I would tell the mother she's being rude. And I would take the boy to one side, next time I see him, and tell him that he's been rude and explain to him how he should behave. Be kind. Make him realise you're trying to help. And the next time he asks for a lift if he's nice about it, you help him out.

llangennith · 18/01/2019 18:16

It's not the OP's responsibility to take care of other people's kids whether that means giving lifts or making sure they get home ok.
Most of us help each other out with lifts now and then but no-one wants to be doing this all the time.
Why should OP's son have to put up with it too? If he's seen being matey with rough kids then it's going to affect him socially too.
YANBU.
Tell the mother you are unable to give lifts and ask her to tell her DC to stop pestering you and being rude.

TheDowagerCuntess · 18/01/2019 18:18

Calm down Tooty - I bet most, if not all, posters on this thread routinely do kind, considerate things for friends, family and neighbours.

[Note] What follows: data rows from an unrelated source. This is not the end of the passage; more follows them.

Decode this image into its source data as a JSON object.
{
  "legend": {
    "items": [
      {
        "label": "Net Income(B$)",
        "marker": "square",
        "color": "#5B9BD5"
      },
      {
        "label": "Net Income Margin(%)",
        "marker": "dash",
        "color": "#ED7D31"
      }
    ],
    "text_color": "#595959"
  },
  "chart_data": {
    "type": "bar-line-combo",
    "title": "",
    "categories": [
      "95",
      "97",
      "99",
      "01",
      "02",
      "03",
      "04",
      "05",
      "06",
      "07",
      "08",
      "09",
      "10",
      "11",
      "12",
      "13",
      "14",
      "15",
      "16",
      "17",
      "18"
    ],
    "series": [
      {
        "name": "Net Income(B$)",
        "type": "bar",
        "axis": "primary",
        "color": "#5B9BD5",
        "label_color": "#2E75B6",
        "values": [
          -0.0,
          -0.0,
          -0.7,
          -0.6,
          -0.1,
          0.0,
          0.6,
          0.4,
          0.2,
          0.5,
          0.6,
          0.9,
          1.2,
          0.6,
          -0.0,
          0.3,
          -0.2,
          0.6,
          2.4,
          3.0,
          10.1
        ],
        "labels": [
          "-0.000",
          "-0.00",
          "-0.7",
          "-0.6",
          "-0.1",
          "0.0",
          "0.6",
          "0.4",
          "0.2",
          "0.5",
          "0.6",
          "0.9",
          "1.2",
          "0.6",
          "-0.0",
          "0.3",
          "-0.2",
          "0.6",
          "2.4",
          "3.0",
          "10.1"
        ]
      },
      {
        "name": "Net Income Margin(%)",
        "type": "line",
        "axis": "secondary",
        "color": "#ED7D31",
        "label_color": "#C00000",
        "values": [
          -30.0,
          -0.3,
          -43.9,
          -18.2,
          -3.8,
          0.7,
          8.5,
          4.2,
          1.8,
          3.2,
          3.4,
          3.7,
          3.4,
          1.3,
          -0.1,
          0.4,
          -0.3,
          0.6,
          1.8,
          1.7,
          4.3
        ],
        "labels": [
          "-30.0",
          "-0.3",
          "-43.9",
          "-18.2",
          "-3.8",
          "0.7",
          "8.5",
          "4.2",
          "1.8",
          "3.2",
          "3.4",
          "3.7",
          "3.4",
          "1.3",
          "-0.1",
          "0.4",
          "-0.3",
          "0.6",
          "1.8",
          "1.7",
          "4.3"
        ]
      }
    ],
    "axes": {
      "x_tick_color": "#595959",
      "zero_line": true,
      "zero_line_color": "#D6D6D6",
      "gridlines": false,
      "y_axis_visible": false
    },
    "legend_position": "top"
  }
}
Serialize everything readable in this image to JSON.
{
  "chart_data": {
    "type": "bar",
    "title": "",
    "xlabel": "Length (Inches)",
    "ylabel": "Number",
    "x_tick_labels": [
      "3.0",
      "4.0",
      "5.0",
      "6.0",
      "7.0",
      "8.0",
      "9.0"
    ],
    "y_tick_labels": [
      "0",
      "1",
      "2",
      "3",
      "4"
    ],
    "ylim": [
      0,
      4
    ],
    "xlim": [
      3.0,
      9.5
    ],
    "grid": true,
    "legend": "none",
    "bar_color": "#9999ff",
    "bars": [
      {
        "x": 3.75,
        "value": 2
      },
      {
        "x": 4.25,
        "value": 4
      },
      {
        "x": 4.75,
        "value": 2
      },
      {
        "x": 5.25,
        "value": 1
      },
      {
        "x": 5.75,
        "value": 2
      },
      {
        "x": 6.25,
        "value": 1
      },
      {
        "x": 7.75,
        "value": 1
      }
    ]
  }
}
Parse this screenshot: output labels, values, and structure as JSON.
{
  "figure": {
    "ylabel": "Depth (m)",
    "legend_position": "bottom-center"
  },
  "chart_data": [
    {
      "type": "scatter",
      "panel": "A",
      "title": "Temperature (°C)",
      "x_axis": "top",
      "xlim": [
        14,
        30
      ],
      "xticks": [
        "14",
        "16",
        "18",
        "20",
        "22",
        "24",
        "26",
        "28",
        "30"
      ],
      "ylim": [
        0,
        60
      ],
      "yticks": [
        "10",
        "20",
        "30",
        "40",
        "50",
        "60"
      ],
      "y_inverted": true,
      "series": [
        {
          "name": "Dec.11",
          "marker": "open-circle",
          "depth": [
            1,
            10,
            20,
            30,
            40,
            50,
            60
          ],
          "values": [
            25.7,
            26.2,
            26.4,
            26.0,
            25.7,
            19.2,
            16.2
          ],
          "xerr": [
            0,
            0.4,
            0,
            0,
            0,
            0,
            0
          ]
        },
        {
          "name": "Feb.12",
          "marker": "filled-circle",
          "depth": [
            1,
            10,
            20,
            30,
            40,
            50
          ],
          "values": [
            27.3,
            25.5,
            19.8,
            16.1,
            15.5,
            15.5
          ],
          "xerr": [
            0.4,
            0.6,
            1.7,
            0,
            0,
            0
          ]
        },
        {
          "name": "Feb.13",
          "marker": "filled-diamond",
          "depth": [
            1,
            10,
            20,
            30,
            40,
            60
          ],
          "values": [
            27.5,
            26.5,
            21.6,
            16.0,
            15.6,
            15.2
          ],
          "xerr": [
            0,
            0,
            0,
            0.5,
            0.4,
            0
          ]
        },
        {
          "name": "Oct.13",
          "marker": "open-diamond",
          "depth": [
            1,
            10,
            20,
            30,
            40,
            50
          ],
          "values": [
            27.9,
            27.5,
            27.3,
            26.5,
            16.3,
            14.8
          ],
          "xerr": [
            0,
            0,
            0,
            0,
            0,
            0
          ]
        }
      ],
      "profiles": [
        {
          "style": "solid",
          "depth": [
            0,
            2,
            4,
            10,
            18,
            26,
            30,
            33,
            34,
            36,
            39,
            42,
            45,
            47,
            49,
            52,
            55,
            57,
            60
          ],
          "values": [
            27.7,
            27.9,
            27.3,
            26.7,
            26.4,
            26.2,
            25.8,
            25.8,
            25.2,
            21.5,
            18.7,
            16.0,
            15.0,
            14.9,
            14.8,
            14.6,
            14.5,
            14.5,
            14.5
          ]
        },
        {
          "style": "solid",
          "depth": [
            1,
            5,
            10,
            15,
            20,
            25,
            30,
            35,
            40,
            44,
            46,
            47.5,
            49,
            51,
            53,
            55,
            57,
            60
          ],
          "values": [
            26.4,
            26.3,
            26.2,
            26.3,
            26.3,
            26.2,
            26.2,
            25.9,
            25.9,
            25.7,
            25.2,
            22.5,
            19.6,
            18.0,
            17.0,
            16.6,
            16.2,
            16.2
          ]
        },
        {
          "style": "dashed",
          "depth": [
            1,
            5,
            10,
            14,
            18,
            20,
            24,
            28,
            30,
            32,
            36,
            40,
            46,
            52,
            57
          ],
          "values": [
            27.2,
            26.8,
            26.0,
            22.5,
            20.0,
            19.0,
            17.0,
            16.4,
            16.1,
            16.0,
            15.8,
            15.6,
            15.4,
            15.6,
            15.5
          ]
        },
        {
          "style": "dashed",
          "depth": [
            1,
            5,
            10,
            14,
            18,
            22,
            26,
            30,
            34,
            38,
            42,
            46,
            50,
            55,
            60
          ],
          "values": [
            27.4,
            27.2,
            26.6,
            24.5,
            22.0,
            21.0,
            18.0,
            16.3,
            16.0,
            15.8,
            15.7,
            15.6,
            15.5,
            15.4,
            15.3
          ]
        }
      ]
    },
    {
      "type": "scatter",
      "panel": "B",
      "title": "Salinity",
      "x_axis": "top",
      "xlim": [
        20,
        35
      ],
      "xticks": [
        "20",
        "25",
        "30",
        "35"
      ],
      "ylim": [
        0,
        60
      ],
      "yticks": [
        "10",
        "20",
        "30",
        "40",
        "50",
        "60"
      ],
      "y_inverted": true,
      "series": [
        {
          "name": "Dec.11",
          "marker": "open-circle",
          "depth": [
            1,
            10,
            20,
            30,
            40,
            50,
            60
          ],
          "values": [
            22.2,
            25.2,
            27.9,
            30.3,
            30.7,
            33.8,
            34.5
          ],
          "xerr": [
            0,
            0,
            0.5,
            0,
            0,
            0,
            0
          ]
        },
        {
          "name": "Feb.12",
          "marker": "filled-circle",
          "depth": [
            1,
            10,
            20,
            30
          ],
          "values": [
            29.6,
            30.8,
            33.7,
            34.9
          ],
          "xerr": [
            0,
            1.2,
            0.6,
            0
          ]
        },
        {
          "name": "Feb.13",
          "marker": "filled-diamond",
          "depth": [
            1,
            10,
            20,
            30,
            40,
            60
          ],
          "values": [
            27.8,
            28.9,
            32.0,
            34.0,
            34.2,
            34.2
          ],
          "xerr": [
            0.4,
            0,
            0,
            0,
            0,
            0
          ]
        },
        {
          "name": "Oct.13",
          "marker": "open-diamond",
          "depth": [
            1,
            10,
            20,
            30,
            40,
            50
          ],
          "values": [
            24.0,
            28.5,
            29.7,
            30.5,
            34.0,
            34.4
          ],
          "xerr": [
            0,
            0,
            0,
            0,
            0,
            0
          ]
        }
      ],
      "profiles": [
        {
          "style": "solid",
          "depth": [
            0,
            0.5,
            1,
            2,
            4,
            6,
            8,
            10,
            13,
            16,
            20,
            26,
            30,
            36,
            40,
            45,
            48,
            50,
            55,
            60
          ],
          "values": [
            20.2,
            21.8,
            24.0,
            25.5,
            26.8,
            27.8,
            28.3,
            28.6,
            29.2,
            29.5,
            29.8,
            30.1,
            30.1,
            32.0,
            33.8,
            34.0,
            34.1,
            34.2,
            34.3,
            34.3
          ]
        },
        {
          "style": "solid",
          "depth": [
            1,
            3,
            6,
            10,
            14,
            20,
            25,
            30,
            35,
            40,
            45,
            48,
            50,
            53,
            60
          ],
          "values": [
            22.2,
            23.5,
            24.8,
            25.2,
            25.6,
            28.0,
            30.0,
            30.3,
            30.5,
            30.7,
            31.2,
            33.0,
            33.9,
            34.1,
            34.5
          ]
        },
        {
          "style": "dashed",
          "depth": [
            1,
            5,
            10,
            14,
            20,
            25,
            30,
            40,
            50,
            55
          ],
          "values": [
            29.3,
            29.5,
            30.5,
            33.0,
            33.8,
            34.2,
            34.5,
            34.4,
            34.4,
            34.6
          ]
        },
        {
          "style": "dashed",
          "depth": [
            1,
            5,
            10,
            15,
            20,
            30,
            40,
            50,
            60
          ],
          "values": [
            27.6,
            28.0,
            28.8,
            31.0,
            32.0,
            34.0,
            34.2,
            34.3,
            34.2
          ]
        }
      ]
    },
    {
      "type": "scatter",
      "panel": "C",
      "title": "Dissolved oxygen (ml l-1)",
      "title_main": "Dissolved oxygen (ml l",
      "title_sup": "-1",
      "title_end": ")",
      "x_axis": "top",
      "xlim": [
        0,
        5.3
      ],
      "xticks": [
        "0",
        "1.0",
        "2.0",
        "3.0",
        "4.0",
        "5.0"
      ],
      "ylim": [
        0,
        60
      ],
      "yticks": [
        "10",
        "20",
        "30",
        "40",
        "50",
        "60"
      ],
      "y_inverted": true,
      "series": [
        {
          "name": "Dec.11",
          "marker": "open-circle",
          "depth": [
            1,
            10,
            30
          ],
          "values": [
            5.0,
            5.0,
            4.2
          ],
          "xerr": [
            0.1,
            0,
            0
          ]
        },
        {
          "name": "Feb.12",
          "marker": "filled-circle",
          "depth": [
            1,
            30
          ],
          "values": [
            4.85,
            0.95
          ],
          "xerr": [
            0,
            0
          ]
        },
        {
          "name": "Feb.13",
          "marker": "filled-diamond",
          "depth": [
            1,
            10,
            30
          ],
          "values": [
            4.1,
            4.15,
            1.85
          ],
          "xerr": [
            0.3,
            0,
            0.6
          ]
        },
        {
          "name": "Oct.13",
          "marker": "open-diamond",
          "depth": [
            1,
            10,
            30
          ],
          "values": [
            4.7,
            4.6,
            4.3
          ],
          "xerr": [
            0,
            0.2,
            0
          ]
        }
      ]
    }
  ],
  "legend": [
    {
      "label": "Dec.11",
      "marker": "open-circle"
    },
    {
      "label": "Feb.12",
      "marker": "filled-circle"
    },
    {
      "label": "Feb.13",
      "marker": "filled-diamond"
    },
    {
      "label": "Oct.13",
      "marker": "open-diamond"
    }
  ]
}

Just not for CFs who expect it without asking.

Kemer2018 · 18/01/2019 18:18

Just don't do something you don't want to do! You're not a slave to the lady and her kids. It's your life, your kid time and your car. Do what you like.
Tell her boys it's not convenient to give them a lift. Ignore the badgering and move along. Ignore her too. Is she a mate? Probably not- and giving lifts will not get her to be your friend. She'll suck you dry then move on to the next sap.
Seen it many, many times.

QueenofallIsee · 18/01/2019 18:19

I think people here are being hard on the OP, the Mother is being staggeringly rude and entitled.

OP, go and see her and tell her that it is not convenient. Alternatively, tell her you are fine to give a lift but not when her son is being so rude and what would she propose to do about it

lumpsofitroundtheback · 18/01/2019 18:20

Talk to the club leader and explain the situation, as they shouldn't just be letting rude kid out of the club to go home with you. Not unless they have the proper permission, which they don't.

AwdBovril · 18/01/2019 18:20

TBH, I think the fact that she's disabled isn't actually that relevant. She's teaching her DCs that they can demand favours & help from other people, & then be rude to them into the bargain. She's doing them no favours at all. I am a non-driving, disabled mum, FWIW. DH also doesn't drive (we can't afford to run a car) & we don't beg lifts, ever.

PlumpSyrianHamster · 18/01/2019 18:21

Its children we are talking about,who would benefit from a little kindness.

Actually they'd benefit far more from learning that being rude and demanding gets you no favours.

colditz · 18/01/2019 18:21

I WOULD take them home, and every time I took them home, they would be made to ask me politely or they're not getting in my car.

11 is very young to be walking home at 8pm in the dark. I wouldn't be comfortable leaving them to it, even if their mother doesn't seem to be bothered.